What I was thinking: “I’m really good at being transparent and setting expectations.”
What they heard: “I can’t manage my operation and don’t have a set standard for cleanliness.”
A better message: “What is the best way for us to reduce the delay in our start-up without compromising our standards?”
10. What I said: “We had a positive from our environmental pathogen monitoring program; therefore, we need to do a better job of cleaning.”
What I was thinking: “I’m really good at root-cause analysis and driving corrective actions.”
What they heard: “Positives are obviously a cleaning issue, and it’s always going to be sanitation’s fault when we find it.”
A better message: “You’re the expert on this equipment and cleaning process. You’ve been trained on environmental monitoring, so we need your help to find the root cause of the positive.”
Be smarter than I was in my early career. Recognize the expertise of your sanitation team members. They likely know more about their area and equipment than you do.
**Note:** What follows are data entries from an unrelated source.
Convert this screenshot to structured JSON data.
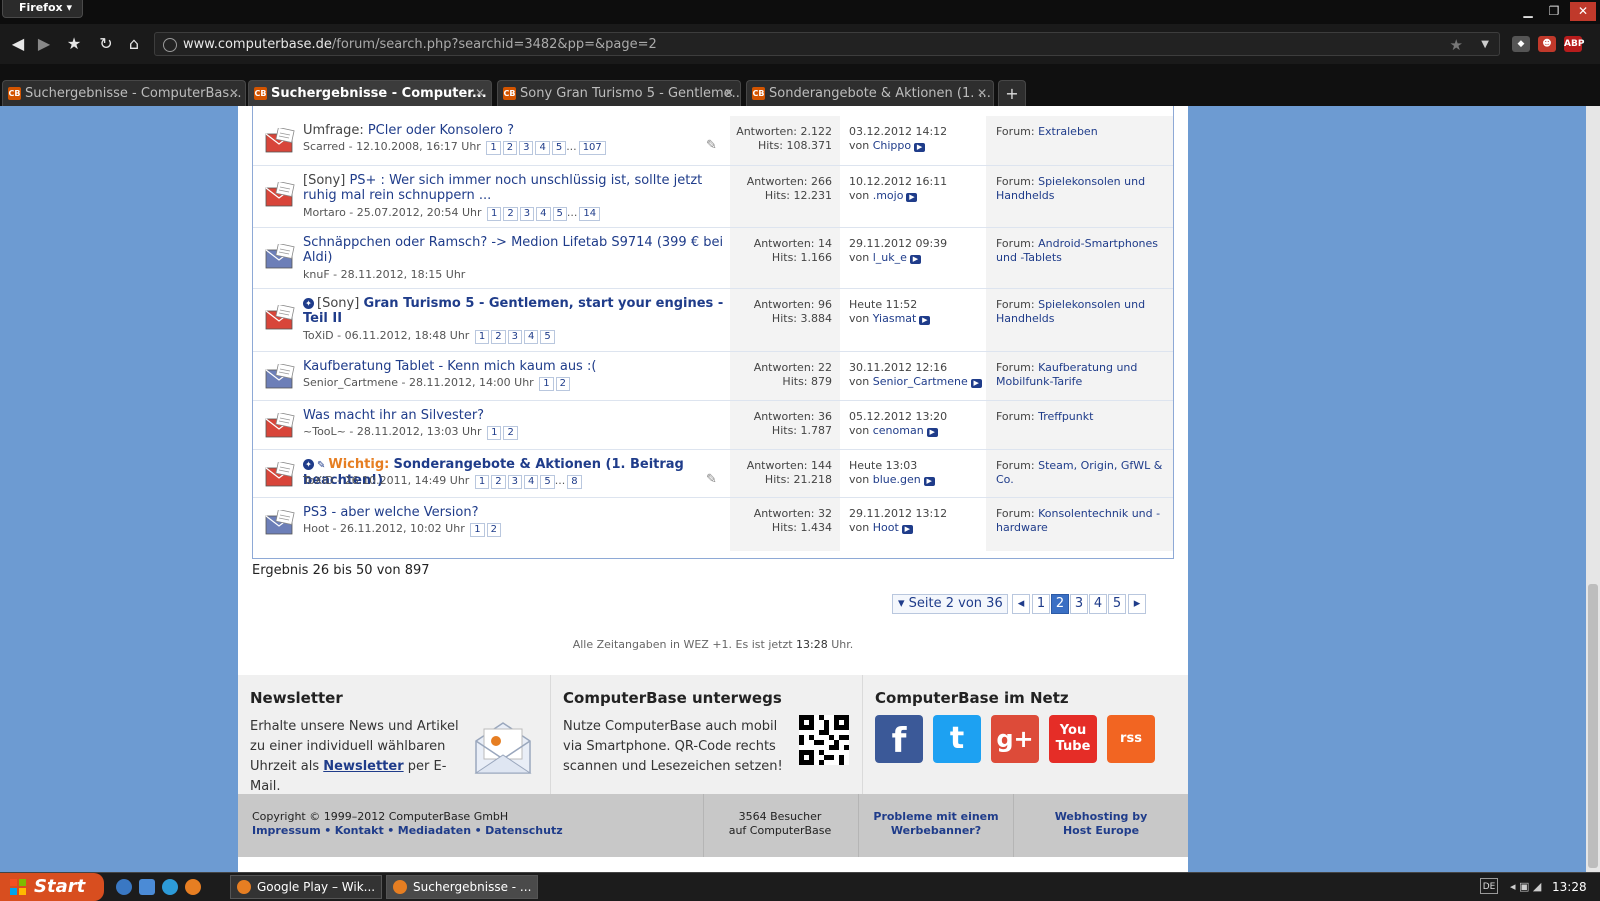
{
  "browser": {
    "menu_label": "Firefox ▾",
    "url_host": "www.computerbase.de",
    "url_path": "/forum/search.php?searchid=3482&pp=&page=2",
    "tabs": [
      {
        "label": "Suchergebnisse - ComputerBas..."
      },
      {
        "label": "Suchergebnisse - Computer..."
      },
      {
        "label": "Sony Gran Turismo 5 - Gentleme..."
      },
      {
        "label": "Sonderangebote & Aktionen (1. ..."
      }
    ],
    "new_tab_label": "+",
    "tab_favicon_text": "CB"
  },
  "results": {
    "rows": [
      {
        "prefix": "Umfrage:",
        "title": "PCler oder Konsolero ?",
        "meta": "Scarred - 12.10.2008, 16:17 Uhr",
        "pages": [
          "1",
          "2",
          "3",
          "4",
          "5",
          "...",
          "107"
        ],
        "replies": "Antworten: 2.122",
        "hits": "Hits: 108.371",
        "last_date": "03.12.2012 14:12",
        "last_by": "von",
        "last_user": "Chippo",
        "forum_label": "Forum:",
        "forum": "Extraleben"
      },
      {
        "prefix": "[Sony]",
        "title": "PS+ : Wer sich immer noch unschlüssig ist, sollte jetzt ruhig mal rein schnuppern ...",
        "meta": "Mortaro - 25.07.2012, 20:54 Uhr",
        "pages": [
          "1",
          "2",
          "3",
          "4",
          "5",
          "...",
          "14"
        ],
        "replies": "Antworten: 266",
        "hits": "Hits: 12.231",
        "last_date": "10.12.2012 16:11",
        "last_by": "von",
        "last_user": ".mojo",
        "forum_label": "Forum:",
        "forum": "Spielekonsolen und Handhelds"
      },
      {
        "prefix": "",
        "title": "Schnäppchen oder Ramsch? -> Medion Lifetab S9714 (399 € bei Aldi)",
        "meta": "knuF - 28.11.2012, 18:15 Uhr",
        "pages": [],
        "replies": "Antworten: 14",
        "hits": "Hits: 1.166",
        "last_date": "29.11.2012 09:39",
        "last_by": "von",
        "last_user": "l_uk_e",
        "forum_label": "Forum:",
        "forum": "Android-Smartphones und -Tablets"
      },
      {
        "prefix": "[Sony]",
        "title": "Gran Turismo 5 - Gentlemen, start your engines - Teil II",
        "meta": "ToXiD - 06.11.2012, 18:48 Uhr",
        "pages": [
          "1",
          "2",
          "3",
          "4",
          "5"
        ],
        "replies": "Antworten: 96",
        "hits": "Hits: 3.884",
        "last_date": "Heute 11:52",
        "last_by": "von",
        "last_user": "Yiasmat",
        "forum_label": "Forum:",
        "forum": "Spielekonsolen und Handhelds"
      },
      {
        "prefix": "",
        "title": "Kaufberatung Tablet - Kenn mich kaum aus :(",
        "meta": "Senior_Cartmene - 28.11.2012, 14:00 Uhr",
        "pages": [
          "1",
          "2"
        ],
        "replies": "Antworten: 22",
        "hits": "Hits: 879",
        "last_date": "30.11.2012 12:16",
        "last_by": "von",
        "last_user": "Senior_Cartmene",
        "forum_label": "Forum:",
        "forum": "Kaufberatung und Mobilfunk-Tarife"
      },
      {
        "prefix": "",
        "title": "Was macht ihr an Silvester?",
        "meta": "~TooL~ - 28.11.2012, 13:03 Uhr",
        "pages": [
          "1",
          "2"
        ],
        "replies": "Antworten: 36",
        "hits": "Hits: 1.787",
        "last_date": "05.12.2012 13:20",
        "last_by": "von",
        "last_user": "cenoman",
        "forum_label": "Forum:",
        "forum": "Treffpunkt"
      },
      {
        "prefix": "Wichtig:",
        "title": "Sonderangebote & Aktionen (1. Beitrag beachten!)",
        "meta": "ToXiD - 26.10.2011, 14:49 Uhr",
        "pages": [
          "1",
          "2",
          "3",
          "4",
          "5",
          "...",
          "8"
        ],
        "replies": "Antworten: 144",
        "hits": "Hits: 21.218",
        "last_date": "Heute 13:03",
        "last_by": "von",
        "last_user": "blue.gen",
        "forum_label": "Forum:",
        "forum": "Steam, Origin, GfWL & Co."
      },
      {
        "prefix": "",
        "title": "PS3 - aber welche Version?",
        "meta": "Hoot - 26.11.2012, 10:02 Uhr",
        "pages": [
          "1",
          "2"
        ],
        "replies": "Antworten: 32",
        "hits": "Hits: 1.434",
        "last_date": "29.11.2012 13:12",
        "last_by": "von",
        "last_user": "Hoot",
        "forum_label": "Forum:",
        "forum": "Konsolentechnik und -hardware"
      }
    ],
    "count_text": "Ergebnis 26 bis 50 von 897"
  },
  "pager": {
    "label": "▾ Seite 2 von 36",
    "prev": "◂",
    "next": "▸",
    "pages": [
      "1",
      "2",
      "3",
      "4",
      "5"
    ],
    "current": "2"
  },
  "timezone": {
    "text": "Alle Zeitangaben in WEZ +1. Es ist jetzt ",
    "time": "13:28",
    "suffix": " Uhr."
  },
  "footer": {
    "newsletter": {
      "title": "Newsletter",
      "text": "Erhalte unsere News und Artikel zu einer individuell wählbaren Uhrzeit als ",
      "link": "Newsletter",
      "suffix": " per E-Mail."
    },
    "mobile": {
      "title": "ComputerBase unterwegs",
      "text": "Nutze ComputerBase auch mobil via Smartphone. QR-Code rechts scannen und Lesezeichen setzen!"
    },
    "social": {
      "title": "ComputerBase im Netz",
      "items": [
        {
          "name": "facebook",
          "glyph": "f",
          "color": "#3b5998"
        },
        {
          "name": "twitter",
          "glyph": "t",
          "color": "#1da1f2"
        },
        {
          "name": "google-plus",
          "glyph": "g+",
          "color": "#dd4b39"
        },
        {
          "name": "youtube",
          "glyph": "You Tube",
          "color": "#e52d27"
        },
        {
          "name": "rss",
          "glyph": "rss",
          "color": "#f26522"
        }
      ]
    },
    "copyright": "Copyright © 1999–2012 ComputerBase GmbH",
    "links": [
      "Impressum",
      "Kontakt",
      "Mediadaten",
      "Datenschutz"
    ],
    "visitors_line1": "3564 Besucher",
    "visitors_line2": "auf ComputerBase",
    "banner_line1": "Probleme mit einem",
    "banner_line2": "Werbebanner?",
    "hosting_line1": "Webhosting by",
    "hosting_line2": "Host Europe"
  },
  "taskbar": {
    "start_label": "Start",
    "items": [
      {
        "label": "Google Play – Wik..."
      },
      {
        "label": "Suchergebnisse - ..."
      }
    ],
    "lang": "DE",
    "clock": "13:28"
  }
}
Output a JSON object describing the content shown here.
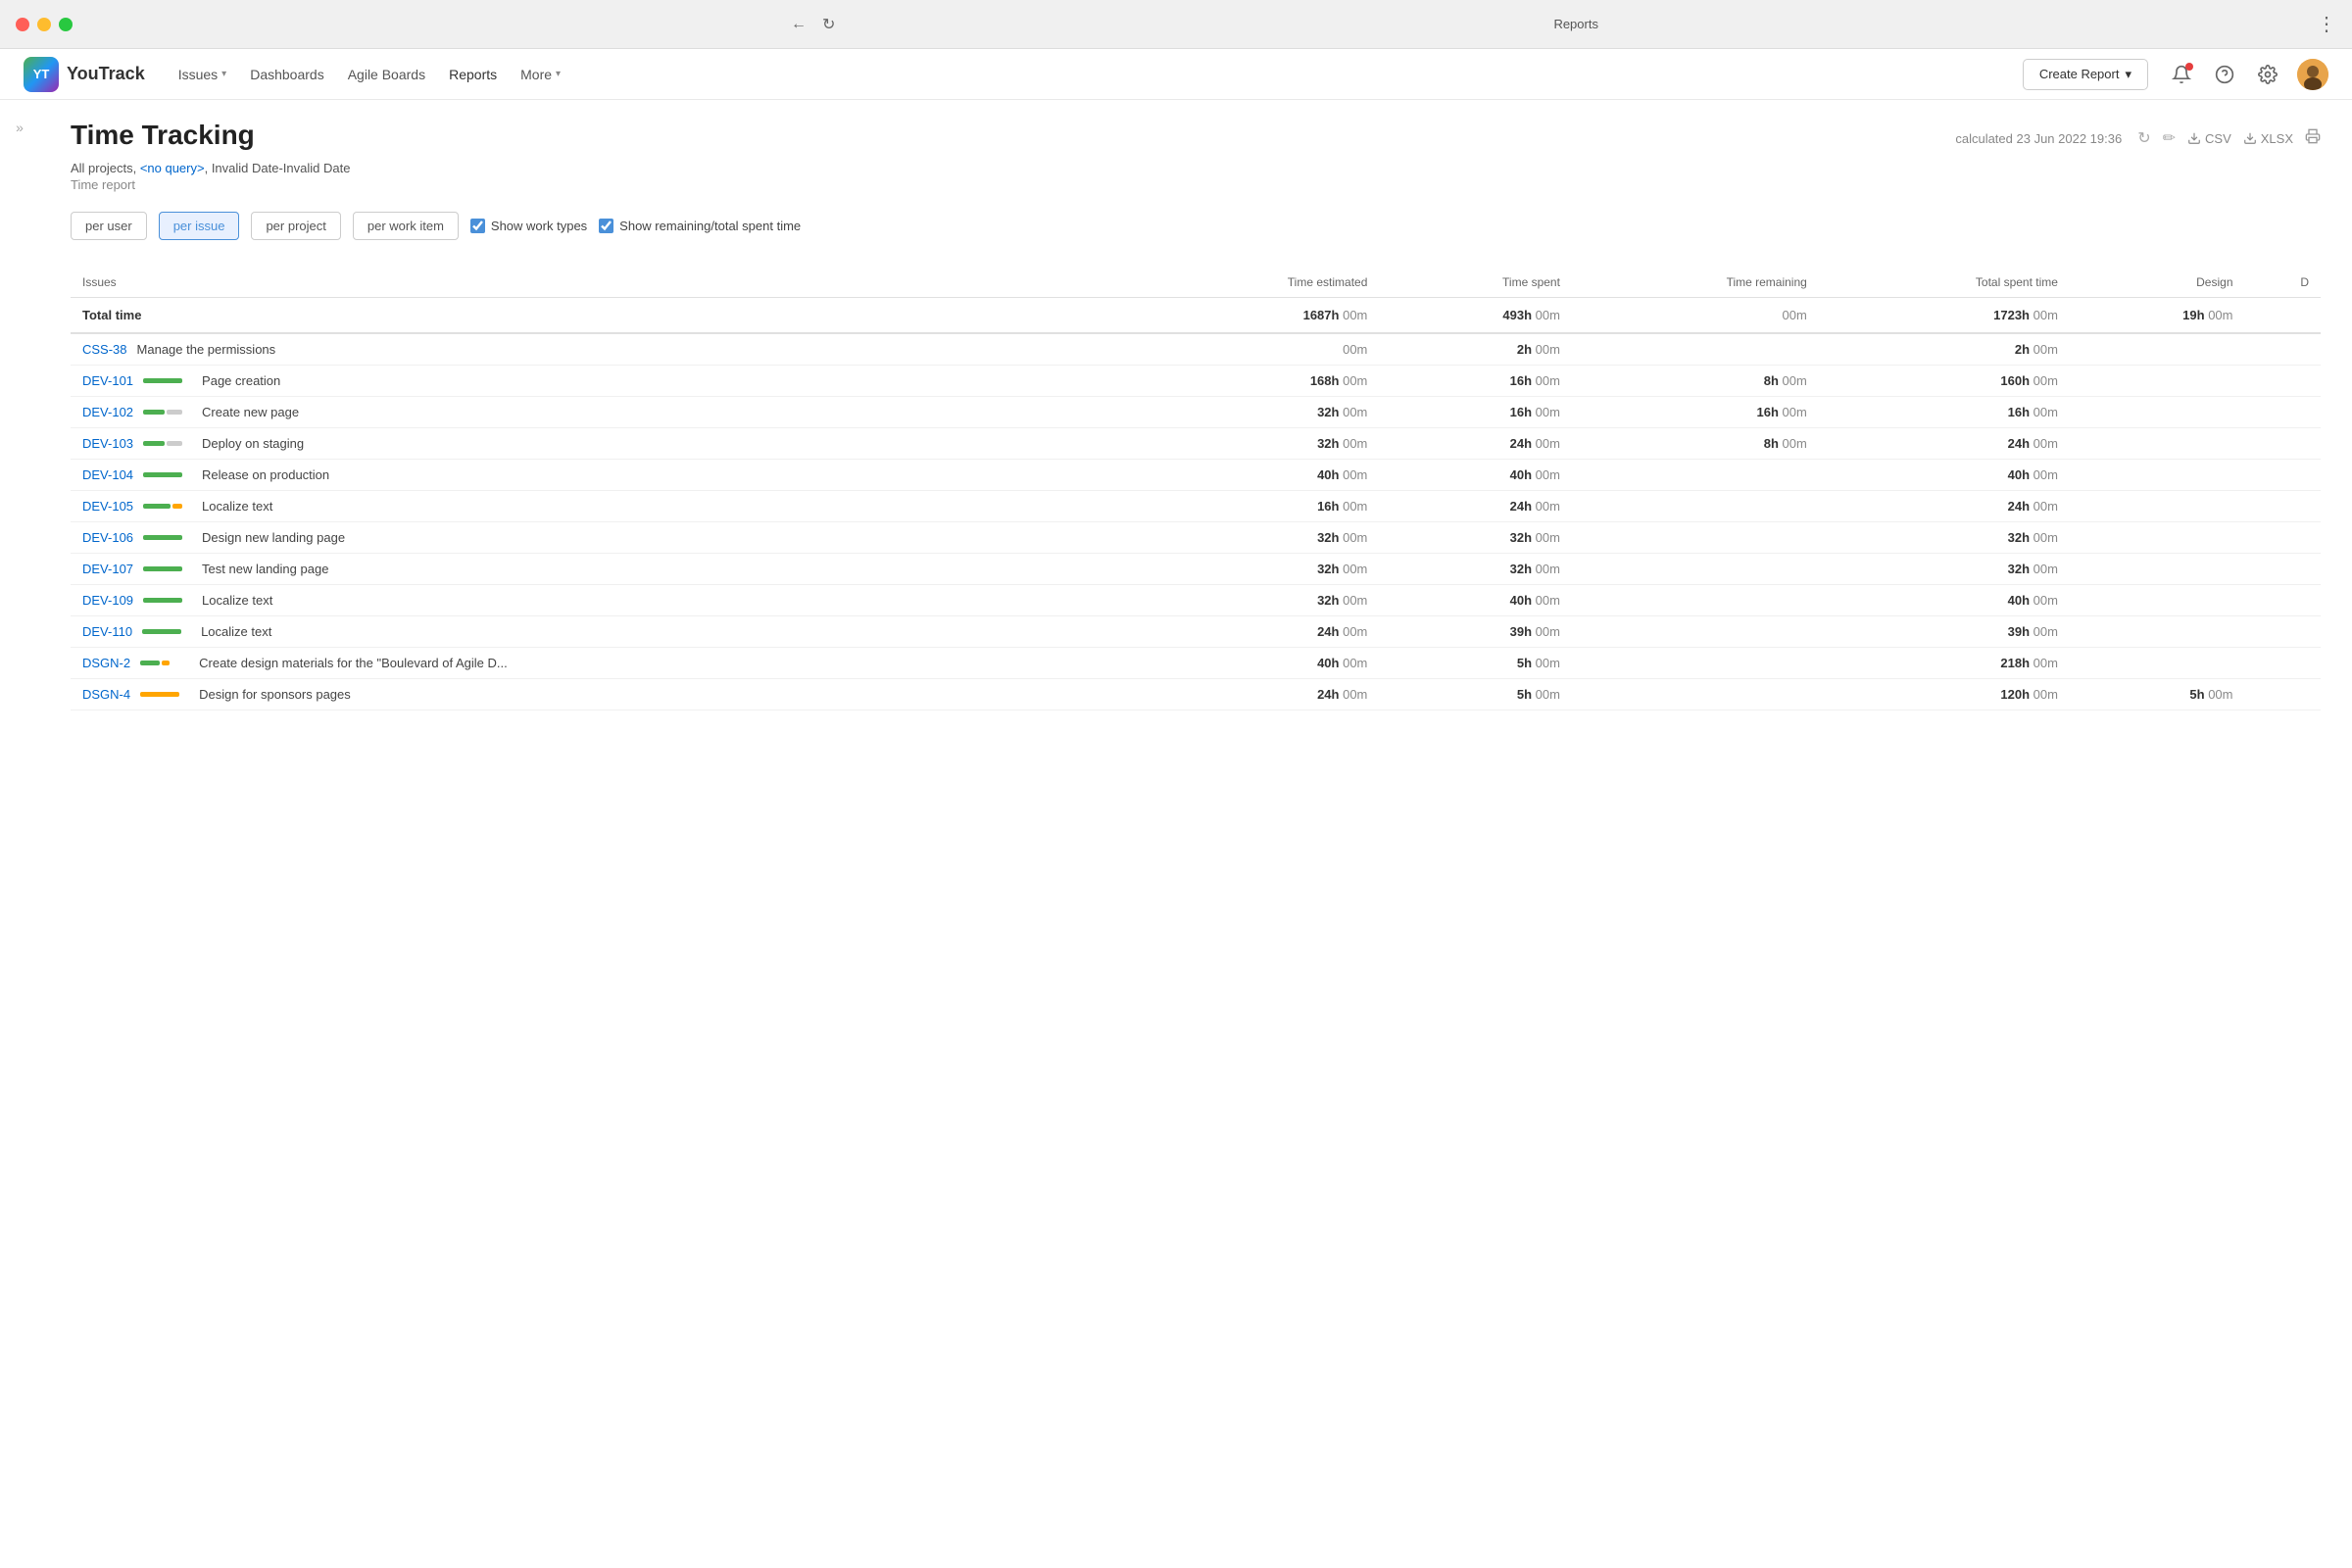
{
  "window": {
    "title": "Reports",
    "controls": {
      "close": "close",
      "minimize": "minimize",
      "maximize": "maximize"
    }
  },
  "nav": {
    "logo": {
      "abbr": "YT",
      "name": "YouTrack"
    },
    "items": [
      {
        "label": "Issues",
        "hasChevron": true,
        "active": false
      },
      {
        "label": "Dashboards",
        "hasChevron": false,
        "active": false
      },
      {
        "label": "Agile Boards",
        "hasChevron": false,
        "active": false
      },
      {
        "label": "Reports",
        "hasChevron": false,
        "active": true
      },
      {
        "label": "More",
        "hasChevron": true,
        "active": false
      }
    ],
    "createReport": "Create Report",
    "icons": [
      "bell",
      "question",
      "settings",
      "avatar"
    ]
  },
  "page": {
    "title": "Time Tracking",
    "calculated": "calculated 23 Jun 2022 19:36",
    "subtitle": "All projects, <no query>, Invalid Date-Invalid Date",
    "reportType": "Time report",
    "noQueryLink": "<no query>"
  },
  "actions": {
    "refresh": "↻",
    "edit": "✏",
    "csv": "CSV",
    "xlsx": "XLSX",
    "print": "⎙"
  },
  "controls": {
    "viewButtons": [
      {
        "label": "per user",
        "active": false
      },
      {
        "label": "per issue",
        "active": true
      },
      {
        "label": "per project",
        "active": false
      },
      {
        "label": "per work item",
        "active": false
      }
    ],
    "checkboxes": [
      {
        "label": "Show work types",
        "checked": true
      },
      {
        "label": "Show remaining/total spent time",
        "checked": true
      }
    ]
  },
  "table": {
    "columns": [
      "Issues",
      "Time estimated",
      "Time spent",
      "Time remaining",
      "Total spent time",
      "Design",
      "D"
    ],
    "totalRow": {
      "label": "Total time",
      "timeEstimated": {
        "bold": "1687h",
        "normal": "00m"
      },
      "timeSpent": {
        "bold": "493h",
        "normal": "00m"
      },
      "timeRemaining": {
        "bold": "",
        "normal": "00m"
      },
      "totalSpent": {
        "bold": "1723h",
        "normal": "00m"
      },
      "design": {
        "bold": "19h",
        "normal": "00m"
      }
    },
    "rows": [
      {
        "id": "CSS-38",
        "name": "Manage the permissions",
        "progress": null,
        "timeEstimated": {
          "bold": "",
          "normal": "00m"
        },
        "timeSpent": {
          "bold": "2h",
          "normal": "00m"
        },
        "timeRemaining": "",
        "totalSpent": {
          "bold": "2h",
          "normal": "00m"
        },
        "design": ""
      },
      {
        "id": "DEV-101",
        "name": "Page creation",
        "progress": {
          "type": "green-full"
        },
        "timeEstimated": {
          "bold": "168h",
          "normal": "00m"
        },
        "timeSpent": {
          "bold": "16h",
          "normal": "00m"
        },
        "timeRemaining": {
          "bold": "8h",
          "normal": "00m"
        },
        "totalSpent": {
          "bold": "160h",
          "normal": "00m"
        },
        "design": ""
      },
      {
        "id": "DEV-102",
        "name": "Create new page",
        "progress": {
          "type": "green-gray"
        },
        "timeEstimated": {
          "bold": "32h",
          "normal": "00m"
        },
        "timeSpent": {
          "bold": "16h",
          "normal": "00m"
        },
        "timeRemaining": {
          "bold": "16h",
          "normal": "00m"
        },
        "totalSpent": {
          "bold": "16h",
          "normal": "00m"
        },
        "design": ""
      },
      {
        "id": "DEV-103",
        "name": "Deploy on staging",
        "progress": {
          "type": "green-gray"
        },
        "timeEstimated": {
          "bold": "32h",
          "normal": "00m"
        },
        "timeSpent": {
          "bold": "24h",
          "normal": "00m"
        },
        "timeRemaining": {
          "bold": "8h",
          "normal": "00m"
        },
        "totalSpent": {
          "bold": "24h",
          "normal": "00m"
        },
        "design": ""
      },
      {
        "id": "DEV-104",
        "name": "Release on production",
        "progress": {
          "type": "green-full"
        },
        "timeEstimated": {
          "bold": "40h",
          "normal": "00m"
        },
        "timeSpent": {
          "bold": "40h",
          "normal": "00m"
        },
        "timeRemaining": "",
        "totalSpent": {
          "bold": "40h",
          "normal": "00m"
        },
        "design": ""
      },
      {
        "id": "DEV-105",
        "name": "Localize text",
        "progress": {
          "type": "green-orange"
        },
        "timeEstimated": {
          "bold": "16h",
          "normal": "00m"
        },
        "timeSpent": {
          "bold": "24h",
          "normal": "00m"
        },
        "timeRemaining": "",
        "totalSpent": {
          "bold": "24h",
          "normal": "00m"
        },
        "design": ""
      },
      {
        "id": "DEV-106",
        "name": "Design new landing page",
        "progress": {
          "type": "green-full"
        },
        "timeEstimated": {
          "bold": "32h",
          "normal": "00m"
        },
        "timeSpent": {
          "bold": "32h",
          "normal": "00m"
        },
        "timeRemaining": "",
        "totalSpent": {
          "bold": "32h",
          "normal": "00m"
        },
        "design": ""
      },
      {
        "id": "DEV-107",
        "name": "Test new landing page",
        "progress": {
          "type": "green-full"
        },
        "timeEstimated": {
          "bold": "32h",
          "normal": "00m"
        },
        "timeSpent": {
          "bold": "32h",
          "normal": "00m"
        },
        "timeRemaining": "",
        "totalSpent": {
          "bold": "32h",
          "normal": "00m"
        },
        "design": ""
      },
      {
        "id": "DEV-109",
        "name": "Localize text",
        "progress": {
          "type": "green-full"
        },
        "timeEstimated": {
          "bold": "32h",
          "normal": "00m"
        },
        "timeSpent": {
          "bold": "40h",
          "normal": "00m"
        },
        "timeRemaining": "",
        "totalSpent": {
          "bold": "40h",
          "normal": "00m"
        },
        "design": ""
      },
      {
        "id": "DEV-110",
        "name": "Localize text",
        "progress": {
          "type": "green-full"
        },
        "timeEstimated": {
          "bold": "24h",
          "normal": "00m"
        },
        "timeSpent": {
          "bold": "39h",
          "normal": "00m"
        },
        "timeRemaining": "",
        "totalSpent": {
          "bold": "39h",
          "normal": "00m"
        },
        "design": ""
      },
      {
        "id": "DSGN-2",
        "name": "Create design materials for the \"Boulevard of Agile D...",
        "progress": {
          "type": "green-orange-short"
        },
        "timeEstimated": {
          "bold": "40h",
          "normal": "00m"
        },
        "timeSpent": {
          "bold": "5h",
          "normal": "00m"
        },
        "timeRemaining": "",
        "totalSpent": {
          "bold": "218h",
          "normal": "00m"
        },
        "design": ""
      },
      {
        "id": "DSGN-4",
        "name": "Design for sponsors pages",
        "progress": {
          "type": "orange-full"
        },
        "timeEstimated": {
          "bold": "24h",
          "normal": "00m"
        },
        "timeSpent": {
          "bold": "5h",
          "normal": "00m"
        },
        "timeRemaining": "",
        "totalSpent": {
          "bold": "120h",
          "normal": "00m"
        },
        "design": {
          "bold": "5h",
          "normal": "00m"
        }
      }
    ]
  }
}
The team members need recognition when they consistently meet and exceed our uncompromised cleaning standards, not simply when they finish on time. It’s about successfully following a process and taking pride in meeting the standards. We must consistently and deliberately send the message of why the work of the sanitation group is so important. When sanitation is done right, team members are much less likely to leave the department or the company!
Duane Grassmann is a corporate hygienist, Nestlé USA & Canada.